Member of the Oklahoma Highway Commission
- In office 1932
- Appointed by: William H. Murray

Personal details
- Born: January 23, 1881 Green Ridge, Missouri, United States
- Died: November 19, 1956 (aged 75) Beaver, Oklahoma, United States
- Political party: Republican

= Maude Omega Thomas =

American educator and newspaper publisher

Maude Omega Thomas (January 23, 1881 – November 19, 1956) was an American educator and newspaper publisher from Oklahoma. She was the long term publisher of the Beaver Herald in Oklahoma.

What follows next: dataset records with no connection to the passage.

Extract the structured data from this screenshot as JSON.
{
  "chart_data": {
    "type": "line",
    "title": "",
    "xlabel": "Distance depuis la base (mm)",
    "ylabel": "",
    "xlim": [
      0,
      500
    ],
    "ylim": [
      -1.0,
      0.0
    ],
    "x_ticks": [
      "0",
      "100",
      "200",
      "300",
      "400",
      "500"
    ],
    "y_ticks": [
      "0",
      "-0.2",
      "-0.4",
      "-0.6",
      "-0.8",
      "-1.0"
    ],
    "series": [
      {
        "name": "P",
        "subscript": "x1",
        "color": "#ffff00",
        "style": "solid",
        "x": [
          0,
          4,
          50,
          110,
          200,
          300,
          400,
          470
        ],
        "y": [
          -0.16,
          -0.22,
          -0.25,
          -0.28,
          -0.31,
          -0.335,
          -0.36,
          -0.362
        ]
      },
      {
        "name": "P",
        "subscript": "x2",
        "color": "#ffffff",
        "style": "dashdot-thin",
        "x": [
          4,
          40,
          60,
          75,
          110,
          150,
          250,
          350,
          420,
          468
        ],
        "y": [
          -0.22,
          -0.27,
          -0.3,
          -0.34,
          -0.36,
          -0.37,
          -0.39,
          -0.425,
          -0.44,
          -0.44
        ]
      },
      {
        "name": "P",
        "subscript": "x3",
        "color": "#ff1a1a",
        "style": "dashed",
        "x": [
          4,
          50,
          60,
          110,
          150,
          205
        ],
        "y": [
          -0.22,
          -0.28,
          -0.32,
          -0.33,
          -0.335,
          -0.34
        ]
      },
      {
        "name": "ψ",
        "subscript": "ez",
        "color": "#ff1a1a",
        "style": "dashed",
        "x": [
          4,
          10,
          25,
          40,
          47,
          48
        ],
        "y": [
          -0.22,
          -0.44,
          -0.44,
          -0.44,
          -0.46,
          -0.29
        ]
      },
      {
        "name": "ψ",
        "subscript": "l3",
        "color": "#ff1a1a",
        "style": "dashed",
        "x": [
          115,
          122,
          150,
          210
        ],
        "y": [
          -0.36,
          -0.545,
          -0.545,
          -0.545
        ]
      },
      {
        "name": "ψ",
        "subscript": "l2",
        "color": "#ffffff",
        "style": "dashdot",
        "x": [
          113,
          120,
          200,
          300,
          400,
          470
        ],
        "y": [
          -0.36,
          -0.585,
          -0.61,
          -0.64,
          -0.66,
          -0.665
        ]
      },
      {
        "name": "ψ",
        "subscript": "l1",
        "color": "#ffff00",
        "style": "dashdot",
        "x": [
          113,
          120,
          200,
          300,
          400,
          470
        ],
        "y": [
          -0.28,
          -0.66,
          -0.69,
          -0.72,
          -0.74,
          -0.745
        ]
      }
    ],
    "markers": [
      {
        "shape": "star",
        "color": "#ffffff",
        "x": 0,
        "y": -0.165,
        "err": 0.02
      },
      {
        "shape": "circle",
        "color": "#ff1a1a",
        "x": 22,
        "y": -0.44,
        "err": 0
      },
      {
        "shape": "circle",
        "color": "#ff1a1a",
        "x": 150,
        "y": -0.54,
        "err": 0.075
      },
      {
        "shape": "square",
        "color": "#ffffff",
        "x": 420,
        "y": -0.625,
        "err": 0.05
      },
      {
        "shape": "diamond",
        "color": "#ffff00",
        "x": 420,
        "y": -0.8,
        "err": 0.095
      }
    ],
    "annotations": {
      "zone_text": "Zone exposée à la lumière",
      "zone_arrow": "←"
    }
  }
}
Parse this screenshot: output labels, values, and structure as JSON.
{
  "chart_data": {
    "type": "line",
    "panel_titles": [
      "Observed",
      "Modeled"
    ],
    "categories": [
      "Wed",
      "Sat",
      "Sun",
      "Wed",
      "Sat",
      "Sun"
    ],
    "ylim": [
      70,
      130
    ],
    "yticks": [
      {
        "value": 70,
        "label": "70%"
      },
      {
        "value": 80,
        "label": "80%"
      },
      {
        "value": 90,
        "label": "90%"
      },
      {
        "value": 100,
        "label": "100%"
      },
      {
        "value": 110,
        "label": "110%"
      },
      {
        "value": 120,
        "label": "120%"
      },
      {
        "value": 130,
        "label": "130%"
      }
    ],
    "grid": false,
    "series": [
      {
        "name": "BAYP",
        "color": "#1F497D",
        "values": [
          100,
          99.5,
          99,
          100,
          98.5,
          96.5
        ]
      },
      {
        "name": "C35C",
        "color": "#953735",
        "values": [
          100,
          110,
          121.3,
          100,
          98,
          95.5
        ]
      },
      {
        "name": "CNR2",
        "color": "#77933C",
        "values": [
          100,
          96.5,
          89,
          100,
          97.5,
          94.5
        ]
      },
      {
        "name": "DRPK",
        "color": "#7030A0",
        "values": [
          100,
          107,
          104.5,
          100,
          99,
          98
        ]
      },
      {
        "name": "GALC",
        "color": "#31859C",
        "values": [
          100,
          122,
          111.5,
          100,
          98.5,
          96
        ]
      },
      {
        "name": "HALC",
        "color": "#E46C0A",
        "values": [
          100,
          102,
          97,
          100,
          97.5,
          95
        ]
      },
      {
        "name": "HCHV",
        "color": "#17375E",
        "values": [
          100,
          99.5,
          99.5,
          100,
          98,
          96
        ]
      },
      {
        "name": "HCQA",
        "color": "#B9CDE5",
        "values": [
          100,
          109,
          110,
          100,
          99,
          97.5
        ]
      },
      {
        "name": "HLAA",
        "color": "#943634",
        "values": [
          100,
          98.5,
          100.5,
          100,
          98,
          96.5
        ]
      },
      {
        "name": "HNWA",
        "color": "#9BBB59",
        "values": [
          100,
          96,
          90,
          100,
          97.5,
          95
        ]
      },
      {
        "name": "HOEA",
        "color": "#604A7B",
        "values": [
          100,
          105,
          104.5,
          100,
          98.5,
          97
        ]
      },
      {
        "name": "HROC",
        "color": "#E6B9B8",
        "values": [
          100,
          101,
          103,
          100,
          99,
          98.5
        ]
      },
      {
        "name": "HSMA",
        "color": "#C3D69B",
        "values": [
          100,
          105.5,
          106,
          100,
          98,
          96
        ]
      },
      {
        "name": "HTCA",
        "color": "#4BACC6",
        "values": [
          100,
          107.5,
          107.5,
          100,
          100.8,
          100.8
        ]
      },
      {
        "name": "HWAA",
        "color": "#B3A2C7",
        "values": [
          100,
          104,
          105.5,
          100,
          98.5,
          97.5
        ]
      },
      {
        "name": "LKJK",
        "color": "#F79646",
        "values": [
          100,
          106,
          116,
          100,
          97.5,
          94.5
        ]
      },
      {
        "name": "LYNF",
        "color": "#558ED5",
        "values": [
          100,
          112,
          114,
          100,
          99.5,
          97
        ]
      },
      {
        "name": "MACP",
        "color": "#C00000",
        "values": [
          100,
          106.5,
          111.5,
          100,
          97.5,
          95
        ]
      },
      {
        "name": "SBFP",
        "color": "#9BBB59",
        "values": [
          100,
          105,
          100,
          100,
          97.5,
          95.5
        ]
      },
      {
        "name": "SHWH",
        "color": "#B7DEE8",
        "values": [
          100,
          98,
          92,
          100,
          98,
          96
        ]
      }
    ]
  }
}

In 1932, she was appointed to the Oklahoma Highway Commission by Governor William H. Murray for a few months.

==Biography==
Maude Omega Thomas was born on January 23, 1881, in Green Ridge, Missouri, to John Richard Thomas and Mary Jane Coombe. Her family briefly moved to Kansas before settling in Beaver City. She attended the University of Oklahoma for one semester before working as a teacher and for the Beaver Herald. In February 1902, she bought the Herald and published the paper for the next 21 years. She was a prohibitionist and banned advertisements for alcohol in her paper. In 1932, when she was a member of the Republican Party, Governor William H. Murray appointed her to the Oklahoma Highway Commission for a few months. She died on November 19, 1956, in Beaver, Oklahoma.